Sementara itu, Kemenkominfo menyebut adanya kemungkinan menutup fitur siaran di media sosial, seperti Instagram TV, Instagram Live, dan Facebook Live. Hal ini bisa terjadi jika permohonan pengujian UU Penyiaran dikabulkan.
"Perluasan definisi penyiaran akan mengklasifikasikan kegiatan seperti Instagram TV, Instagram Live, Facebook Live, YouTube Live, dan penyaluran konten audio visual lainnya dalam platform media sosial diharuskan menjadi lembaga penyiaran yang wajib berizin," ujar Direktur Jenderal Penyelenggaraan Pos dan Informatika (PPI) Kominfo Ahmad M Ramli.
Dengan demikian, Ramli menyebut adanya kemungkinan menutup siaran pada aplikasi tersebut jika tidak mengajukan izin.
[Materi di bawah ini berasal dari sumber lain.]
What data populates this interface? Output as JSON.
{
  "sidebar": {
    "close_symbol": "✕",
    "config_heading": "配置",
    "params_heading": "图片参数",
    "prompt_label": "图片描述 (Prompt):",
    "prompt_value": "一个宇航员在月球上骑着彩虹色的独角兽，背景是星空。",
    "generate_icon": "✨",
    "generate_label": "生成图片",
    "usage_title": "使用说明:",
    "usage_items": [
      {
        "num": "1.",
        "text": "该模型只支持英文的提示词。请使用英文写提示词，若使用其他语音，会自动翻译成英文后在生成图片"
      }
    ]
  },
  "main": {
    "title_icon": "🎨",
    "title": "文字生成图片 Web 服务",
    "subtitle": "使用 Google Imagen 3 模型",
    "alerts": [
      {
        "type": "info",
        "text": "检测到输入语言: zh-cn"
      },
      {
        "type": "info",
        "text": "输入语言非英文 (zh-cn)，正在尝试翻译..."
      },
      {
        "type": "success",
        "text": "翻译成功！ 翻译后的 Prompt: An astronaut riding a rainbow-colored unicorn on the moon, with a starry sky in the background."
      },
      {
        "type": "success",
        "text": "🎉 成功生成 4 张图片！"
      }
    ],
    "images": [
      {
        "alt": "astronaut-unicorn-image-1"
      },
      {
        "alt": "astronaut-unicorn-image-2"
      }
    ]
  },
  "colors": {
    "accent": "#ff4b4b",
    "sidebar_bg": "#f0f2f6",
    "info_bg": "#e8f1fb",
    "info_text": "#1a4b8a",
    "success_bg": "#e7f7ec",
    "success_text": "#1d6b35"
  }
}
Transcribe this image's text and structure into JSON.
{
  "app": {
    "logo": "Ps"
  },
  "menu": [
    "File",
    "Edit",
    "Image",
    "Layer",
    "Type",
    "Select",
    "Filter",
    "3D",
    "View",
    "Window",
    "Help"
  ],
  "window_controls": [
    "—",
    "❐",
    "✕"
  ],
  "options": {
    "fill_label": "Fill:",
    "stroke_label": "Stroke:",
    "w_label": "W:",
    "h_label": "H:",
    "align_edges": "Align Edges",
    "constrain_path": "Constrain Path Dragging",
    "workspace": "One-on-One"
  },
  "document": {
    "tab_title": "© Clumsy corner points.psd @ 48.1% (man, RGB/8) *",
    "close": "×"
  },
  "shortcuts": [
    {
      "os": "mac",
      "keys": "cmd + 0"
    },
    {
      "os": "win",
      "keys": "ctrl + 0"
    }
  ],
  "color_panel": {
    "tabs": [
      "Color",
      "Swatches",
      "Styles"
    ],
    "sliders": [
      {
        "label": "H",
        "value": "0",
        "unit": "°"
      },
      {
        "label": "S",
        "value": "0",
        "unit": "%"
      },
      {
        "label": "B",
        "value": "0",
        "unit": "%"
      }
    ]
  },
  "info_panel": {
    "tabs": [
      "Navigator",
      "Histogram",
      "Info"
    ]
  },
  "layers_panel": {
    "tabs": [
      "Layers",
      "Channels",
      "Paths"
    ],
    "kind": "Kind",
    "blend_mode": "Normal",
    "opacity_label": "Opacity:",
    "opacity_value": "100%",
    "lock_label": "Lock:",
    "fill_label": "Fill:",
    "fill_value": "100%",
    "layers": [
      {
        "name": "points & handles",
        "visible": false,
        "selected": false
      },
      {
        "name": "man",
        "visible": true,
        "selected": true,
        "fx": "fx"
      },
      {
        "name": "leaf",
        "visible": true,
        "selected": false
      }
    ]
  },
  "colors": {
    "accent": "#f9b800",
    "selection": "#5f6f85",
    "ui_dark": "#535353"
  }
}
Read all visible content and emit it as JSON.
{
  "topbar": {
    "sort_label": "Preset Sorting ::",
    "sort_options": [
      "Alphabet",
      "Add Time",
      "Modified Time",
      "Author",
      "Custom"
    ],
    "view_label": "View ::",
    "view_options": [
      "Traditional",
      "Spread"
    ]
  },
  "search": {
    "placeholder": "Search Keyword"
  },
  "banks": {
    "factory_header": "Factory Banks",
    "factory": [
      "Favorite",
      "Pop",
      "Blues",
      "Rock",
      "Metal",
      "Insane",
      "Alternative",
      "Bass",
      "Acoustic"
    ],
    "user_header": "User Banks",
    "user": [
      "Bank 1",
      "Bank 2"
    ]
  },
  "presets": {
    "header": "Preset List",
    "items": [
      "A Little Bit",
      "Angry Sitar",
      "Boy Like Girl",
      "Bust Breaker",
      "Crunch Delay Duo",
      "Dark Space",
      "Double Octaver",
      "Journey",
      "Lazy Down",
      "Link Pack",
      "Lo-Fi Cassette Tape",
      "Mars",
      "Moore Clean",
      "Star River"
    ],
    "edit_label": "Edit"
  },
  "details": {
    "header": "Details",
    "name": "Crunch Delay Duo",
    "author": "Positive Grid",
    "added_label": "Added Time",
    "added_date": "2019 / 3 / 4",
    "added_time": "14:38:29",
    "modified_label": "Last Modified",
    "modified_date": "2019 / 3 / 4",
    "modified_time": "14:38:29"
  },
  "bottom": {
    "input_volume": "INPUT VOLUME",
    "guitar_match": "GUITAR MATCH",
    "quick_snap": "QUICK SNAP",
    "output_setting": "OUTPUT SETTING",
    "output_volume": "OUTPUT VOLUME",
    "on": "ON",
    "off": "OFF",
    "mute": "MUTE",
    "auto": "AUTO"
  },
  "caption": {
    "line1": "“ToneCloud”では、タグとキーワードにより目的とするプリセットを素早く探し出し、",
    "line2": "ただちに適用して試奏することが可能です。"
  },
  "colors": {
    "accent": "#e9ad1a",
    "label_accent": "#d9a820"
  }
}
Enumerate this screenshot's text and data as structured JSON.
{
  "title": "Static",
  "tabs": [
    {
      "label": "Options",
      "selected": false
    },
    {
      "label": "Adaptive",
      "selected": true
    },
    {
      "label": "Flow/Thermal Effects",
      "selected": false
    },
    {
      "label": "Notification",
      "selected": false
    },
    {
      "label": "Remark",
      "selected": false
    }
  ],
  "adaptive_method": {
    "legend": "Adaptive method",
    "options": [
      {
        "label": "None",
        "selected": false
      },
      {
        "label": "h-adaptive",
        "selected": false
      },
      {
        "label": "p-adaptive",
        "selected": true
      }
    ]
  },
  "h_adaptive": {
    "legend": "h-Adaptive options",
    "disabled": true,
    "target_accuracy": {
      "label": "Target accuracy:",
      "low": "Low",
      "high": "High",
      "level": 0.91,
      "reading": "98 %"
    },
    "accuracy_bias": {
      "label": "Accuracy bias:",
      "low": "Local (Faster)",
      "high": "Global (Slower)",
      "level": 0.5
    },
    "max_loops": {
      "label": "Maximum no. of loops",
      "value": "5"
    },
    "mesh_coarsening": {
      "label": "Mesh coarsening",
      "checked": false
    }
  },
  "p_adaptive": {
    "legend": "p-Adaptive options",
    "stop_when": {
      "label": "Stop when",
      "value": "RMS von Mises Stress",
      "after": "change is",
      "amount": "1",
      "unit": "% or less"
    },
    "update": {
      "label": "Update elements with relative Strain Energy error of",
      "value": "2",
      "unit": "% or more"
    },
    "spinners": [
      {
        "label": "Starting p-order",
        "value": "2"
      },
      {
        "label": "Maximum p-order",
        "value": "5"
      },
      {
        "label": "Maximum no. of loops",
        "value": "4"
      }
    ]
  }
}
Terlebih bila kegiatan dalam media sosial itu dikategorikan sebagai penyiaran, maka perseorangan, badan usaha, ataupun badan hukum dikatakannya akan dipaksa memiliki izin menjadi lembaga penyiaran.
"Artinya, kami harus menutup mereka kalau mereka tidak mengajukan izin," ucapnya.